Long periods of watchkeeping and irregular sleep patterns over 6-7 month voyages, it has been established, “drain the batteries” of the body in a way that may cause long-term health problems. There are obvious safety concerns. While the symptoms of fatigue might have become better known – behavioural changes, forgetfulness, fretfulness and irritability being just some of these - the research has provided more useful information on the causes. Factors contributing to fatigue range from fears about job security and stress, to the shipboard environment, quality of life aboard ship, heavy port work, irregular working hours, uncertainty about tour lengths, the burden or paperwork and stress of inspections, along with concern about the capabilities of shipmates.

But it is perhaps the contribution of the health professionals involved in the study which ought to concern those in the management of ships and shipping companies. Too many seafarers from all around the world, and in every age-range, exhibit chronic health effects which could be life-shortening. Large numbers suffer from cardio-vascular problems – 50% of those studied showed signs of hypertension, while even cadets showed signs of obesity.

Diet, nutrition, energy expenditure all showed deficiencies, with an increasingly sedentary lifestyle, allied to the effects of fatigue, and were all noted by the medical researchers. It seemed somewhat ironic that the findings of the Martha research were announced in Warsash, just a couple of days after the global celebrations of the “Day of the Seafarer”, one of the purposes of which seemed to be to encourage more recruitment. “Live afloat and die before your time!” – is not a desirable recruiting slogan.

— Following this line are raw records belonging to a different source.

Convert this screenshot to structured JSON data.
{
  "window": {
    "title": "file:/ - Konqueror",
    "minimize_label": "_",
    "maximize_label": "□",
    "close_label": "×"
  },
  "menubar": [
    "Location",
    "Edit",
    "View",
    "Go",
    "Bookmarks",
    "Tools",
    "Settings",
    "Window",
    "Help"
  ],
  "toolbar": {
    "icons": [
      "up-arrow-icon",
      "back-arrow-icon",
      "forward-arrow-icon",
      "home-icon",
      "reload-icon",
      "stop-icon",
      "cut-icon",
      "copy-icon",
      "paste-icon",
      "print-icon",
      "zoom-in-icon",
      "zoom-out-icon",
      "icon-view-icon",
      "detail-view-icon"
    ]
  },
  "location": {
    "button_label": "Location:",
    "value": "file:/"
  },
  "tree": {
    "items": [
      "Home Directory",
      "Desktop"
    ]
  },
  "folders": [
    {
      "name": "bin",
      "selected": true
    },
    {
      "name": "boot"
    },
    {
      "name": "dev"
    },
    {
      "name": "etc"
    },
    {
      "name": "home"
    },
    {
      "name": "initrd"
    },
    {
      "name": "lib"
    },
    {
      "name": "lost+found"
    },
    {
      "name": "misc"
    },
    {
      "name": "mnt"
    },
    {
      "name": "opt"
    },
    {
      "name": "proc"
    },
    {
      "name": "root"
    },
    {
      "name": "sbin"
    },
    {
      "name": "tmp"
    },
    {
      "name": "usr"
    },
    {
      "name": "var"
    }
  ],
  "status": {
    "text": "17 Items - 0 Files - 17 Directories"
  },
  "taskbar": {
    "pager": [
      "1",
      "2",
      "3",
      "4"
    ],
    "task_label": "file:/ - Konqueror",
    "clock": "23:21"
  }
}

Martha seems to suggest that responsible employers of seafarers ought to be taking its findings with the utmost seriousness. It could be that manning levels or watchkeeping patterns need to be examined, while the more deep thinking might consider the contribution of design, diet and the shipboard working environment to the seafarer’s sedentary lifestyle. The data seems clear enough and difficult to dispute. Now, the reaction of the more responsible in the industry needs to be positive and prompt.